Our America: A Hispanic History of the United States, Felipe Fernández-Armesto. P. 13

** You might want to introduce the idea of the Virgin Soil Epidemic”.

“The diseases crossing the ocean during the sixteenth century usually caused so-called virgin-soil epidemics, because every Native American with whom they came in contact was susceptible. Those Natives who survived the 1520 smallpox epidemic became immune to that virus, and it seems not to have recurred until 1562. Smallpox immunity protected no one against measles, plague, or influenza, however. Often entire families perished during virgin-soil epidemics because all members were stricken simultaneously, leaving no one capable of fetching water or preparing food.” —Henry Dobyns, “Diseases,” Encyclopedia of North American Indians: Native American History, Culture, and Life from Paleo-Indians to the Present, 1996

Introducing the Lesson:

  • Today we will explore five articles examining aspects of Brazilian and Peruvian contact with isolated indigenous people. And you’ll decide yourselves what the ethics of this situation are.
  • Articles being explored today come from the Pulitzer Center, a center that funds international journalists. Today we’ll look at various perspectives on the issues involved in contact with isolated people.

Show the video "From Deep in Peru’s Rainforests"
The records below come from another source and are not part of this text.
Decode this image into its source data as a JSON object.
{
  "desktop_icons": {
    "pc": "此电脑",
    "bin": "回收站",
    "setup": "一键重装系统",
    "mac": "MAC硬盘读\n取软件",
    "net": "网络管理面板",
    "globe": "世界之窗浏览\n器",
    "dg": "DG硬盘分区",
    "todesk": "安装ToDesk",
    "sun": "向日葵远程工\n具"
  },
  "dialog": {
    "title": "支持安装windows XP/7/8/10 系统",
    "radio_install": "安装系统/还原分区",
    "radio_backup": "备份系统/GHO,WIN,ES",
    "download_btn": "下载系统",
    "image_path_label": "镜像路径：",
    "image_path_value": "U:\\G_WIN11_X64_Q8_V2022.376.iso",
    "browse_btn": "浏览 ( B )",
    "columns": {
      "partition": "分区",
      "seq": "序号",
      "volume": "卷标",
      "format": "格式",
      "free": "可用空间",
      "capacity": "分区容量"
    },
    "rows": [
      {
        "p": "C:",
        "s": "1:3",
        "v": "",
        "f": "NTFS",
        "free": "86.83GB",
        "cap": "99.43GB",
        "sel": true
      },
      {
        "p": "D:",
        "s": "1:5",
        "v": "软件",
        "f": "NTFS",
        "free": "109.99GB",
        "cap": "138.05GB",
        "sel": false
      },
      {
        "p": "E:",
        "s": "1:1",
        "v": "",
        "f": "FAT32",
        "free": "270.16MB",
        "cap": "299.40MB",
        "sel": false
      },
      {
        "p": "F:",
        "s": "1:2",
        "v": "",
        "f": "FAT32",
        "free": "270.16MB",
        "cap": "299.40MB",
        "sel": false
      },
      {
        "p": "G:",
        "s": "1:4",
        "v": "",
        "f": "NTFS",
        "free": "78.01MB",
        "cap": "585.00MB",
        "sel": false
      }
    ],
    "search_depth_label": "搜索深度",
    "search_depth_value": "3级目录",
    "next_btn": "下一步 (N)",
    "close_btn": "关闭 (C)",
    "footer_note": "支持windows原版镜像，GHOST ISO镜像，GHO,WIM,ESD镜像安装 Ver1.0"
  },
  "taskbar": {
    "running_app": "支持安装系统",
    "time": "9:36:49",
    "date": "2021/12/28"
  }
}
Create five groups and have each group read a different piece from the Pulitzer Center. While students are reading, have them focus on these questions:

  1. To what extent are the indigenous people of south America still potentially vulnerable to the same onslaught of diseases that devastated people when Columbus arrived? Why?
  2. What is the morality of the situation?
  3. Do anthropologists have a right (obligation) to study these people?
  4. Should they be merged into the society at large? How can this be done? 
  • Peru: Counting the Invisibles 
  • A Visitor Brings Doom to an Isolated Tribe
  • Is Brazil Prepared for a 'Decade of Contacts' with Emerging Tribes? 
  • How to Court an Isolated Tribe 
  • The Fate of the Amazon's Isolated Tribes Sparks Global Buzz 

Each group should briefly summarize their article for the class. 


Have students take a position on the following question: What is the ethical course that Brazil and Peru should take regarding these uncontacted indigenous people? Should they make contact them, and bring them into society itself? Or protect them, by leaving them alone and making contact illegal?

In addition to the articles above, students can consult:

  • Is It Ethical to Leave Uncontacted Tribes Alone?
  • Survival International:  Uncontacted Amazon Tribe: First ever aerial footage (Warning: Full-frontal nudity)
  • Brief interview with Heather Pringle

If time permits, you could devote half an hour of the next class to a debate on this topic. Ask each student to write out his or her statement so that there is something to grade. If this one class is all you have to devote to this topic, have students write a 250-word editorial on this topic. Remind them that grammatical and spelling conventions must be observed for this sort of assignment. (Possibly the best editorial could be sent to the one of the journalists for comment?)